The Space Development Agency (SDA) said on July 18 that it has awarded L3Harris [LHX] and Northrop Grumman [NOC] fixed price Other Transaction Authority contracts worth $1.3 billion for 28 satellites–14 by each company–for Tranche 1 of the Tracking Layer to detect, identify, and monitor advanced missiles, including maneuvering hypersonic ones.
L3Harris is to receive $700 million, Northrop Grumman $617 million–a price that puts the per unit cost of L3Harris’ 14 satellites at $50 million and $44 million for each of Northrop Grumman’s 14 satellites. SDA Director Derek Tournear said on July 18 that commercially available satellite buses helped to lower contract costs significantly. L3Harris and Northrop Grumman won the Tranche 1, Tracking Layer awards out of a field of seven proposals, Tournear said, but he declined to name the other competitors.
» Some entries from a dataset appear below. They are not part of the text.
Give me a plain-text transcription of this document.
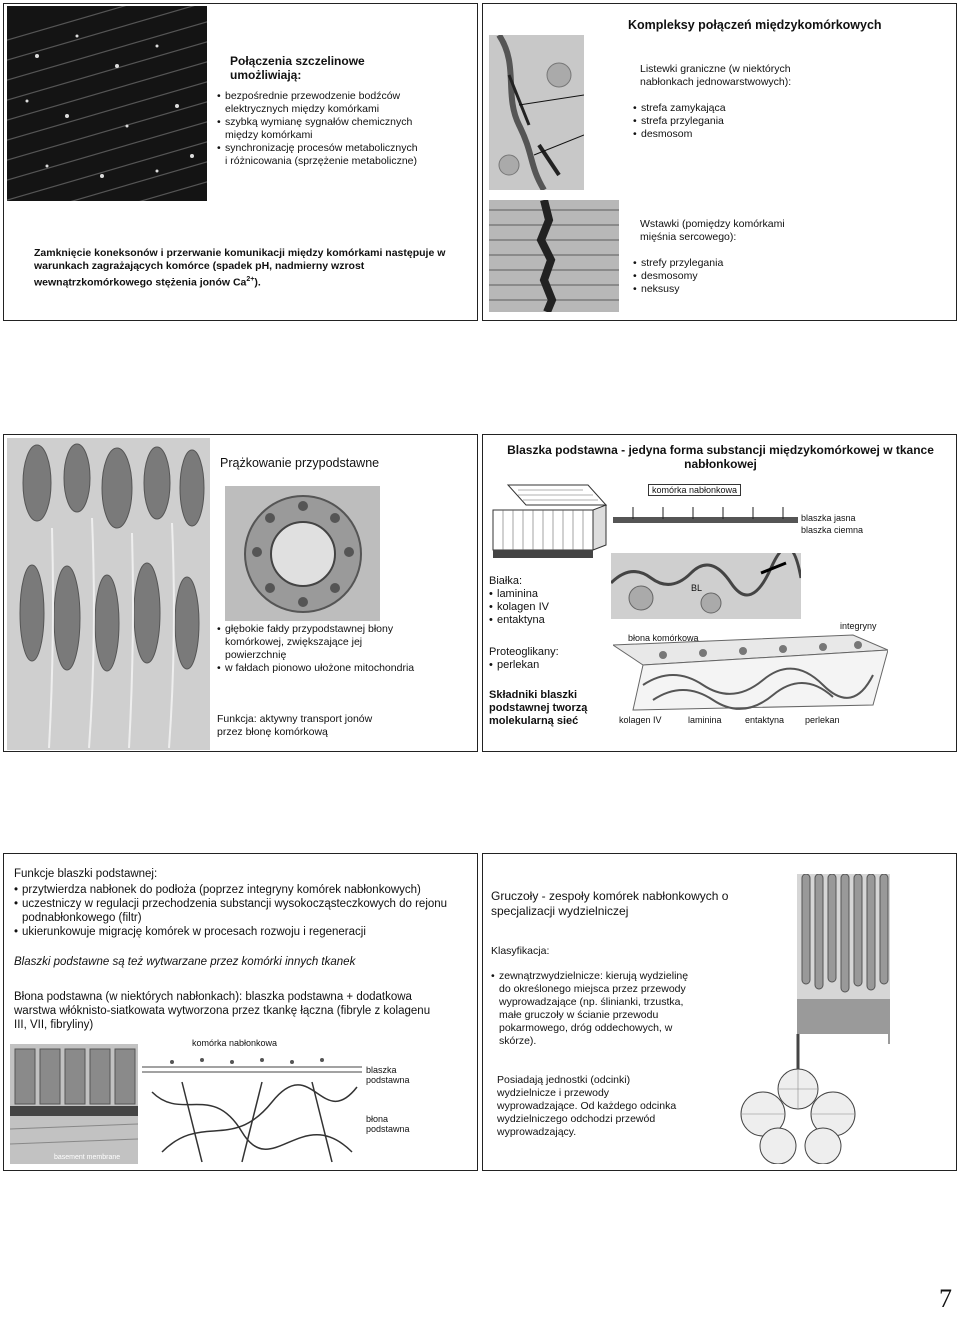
Połączenia szczelinowe umożliwiają:
• bezpośrednie przewodzenie bodźców elektrycznych między komórkami
• szybką wymianę sygnałów chemicznych między komórkami
• synchronizację procesów metabolicznych i różnicowania (sprzężenie metaboliczne)
Zamknięcie koneksonów i przerwanie komunikacji między komórkami następuje w warunkach zagrażających komórce (spadek pH, nadmierny wzrost wewnątrzkomórkowego stężenia jonów $Ca^{2+}$).
Kompleksy połączeń międzykomórkowych
Listewki graniczne (w niektórych nabłonkach jednowarstwowych):
• strefa zamykająca
• strefa przylegania
• desmosom
Wstawki (pomiędzy komórkami mięśnia sercowego):
• strefy przylegania
• desmosomy
• neksusy
Prążkowanie przypodstawne
• głębokie fałdy przypodstawnej błony komórkowej, zwiększające jej powierzchnię
• w fałdach pionowo ułożone mitochondria
Funkcja: aktywny transport jonów przez błonę komórkową
Blaszka podstawna - jedyna forma substancji międzykomórkowej w tkance nabłonkowej
komórka nabłonkowa
blaszka jasna
blaszka ciemna
BL
Białka:
• laminina
• kolagen IV
• entaktyna
Proteoglikany:
• perlekan
Składniki blaszki podstawnej tworzą molekularną sieć
błona komórkowa
integryny
kolagen IV	laminina	entaktyna perlekan
Funkcje blaszki podstawnej:
• przytwierdza nabłonek do podłoża (poprzez integryny komórek nabłonkowych)
• uczestniczy w regulacji przechodzenia substancji wysokocząsteczkowych do rejonu podnabłonkowego (filtr)
• ukierunkowuje migrację komórek w procesach rozwoju i regeneracji
Blaszki podstawne są też wytwarzane przez komórki innych tkanek
Błona podstawna (w niektórych nabłonkach): blaszka podstawna + dodatkowa warstwa włóknisto-siatkowata wytworzona przez tkankę łączna (fibryle z kolagenu III, VII, fibryliny)
basement membrane
komórka nabłonkowa
blaszka podstawna
błona podstawna
Gruczoły - zespoły komórek nabłonkowych o specjalizacji wydzielniczej
Klasyfikacja:
• zewnątrzwydzielnicze: kierują wydzielinę do określonego miejsca przez przewody wyprowadzające (np. ślinianki, trzustka, małe gruczoły w ścianie przewodu pokarmowego, dróg oddechowych, w skórze).
Posiadają jednostki (odcinki) wydzielnicze i przewody wyprowadzające. Od każdego odcinka wydzielniczego odchodzi przewód wyprowadzający.
7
SDA’s operations and integration (O&I) centers at Grand Forks AFB, N.D., and Redstone Arsenal, Ala., will fly the satellites. The satellites, which Tournear said will be twice the size of Transport Layer birds, are to fly at 1,000 kilometer polar orbits.
Tranche 1 Tracking Layer satellite launches are to start in April 2025. Such satellites are to integrate with Transport Layer satellites to provide intercept options against advanced missiles.
The Transport Layer is to be the backbone of the Pentagon’s Joint All Domain Command and Control concept.
The fiscal year 2022 defense appropriations law provided $550 million for SDA to accelerate development of the Tracking Layer to support U.S. Indo-Pacific Command (Defense Daily, March 15).
SDA published the Tranche 1 Tracking Layer solicitation on March 17, two days after President Biden signed the fiscal year 2022 appropriations bill into law.
In May, SDA said that it had awarded General Dynamics [GD] a $324.5 million cost plus contract for the ground O&I segment for Tranche 1 of the National Defense Space Architecture (NDSA)–a move away from SDA’s normal fixed price approach to reflect the development risk for the NDSA ground segment, namely the envisioned integration of various contractors’ satellites in the Tranche 1 Transport Layer, Tracking Layer, and Demonstration and Experimentation System (Defense Daily, May 27).
For the O&I contract, General Dynamics is teamed with Iridium Communications Inc. [IRDM], Raytheon Technologies [RTX], Kongsberg Satellite Services USA (KSAT-USA)–the U.S. division of Norway’s KSAT, and Florida-based Emergent Space Technologies, Inc.
SDA is to become part of the U.S. Space Force by Oct. 1.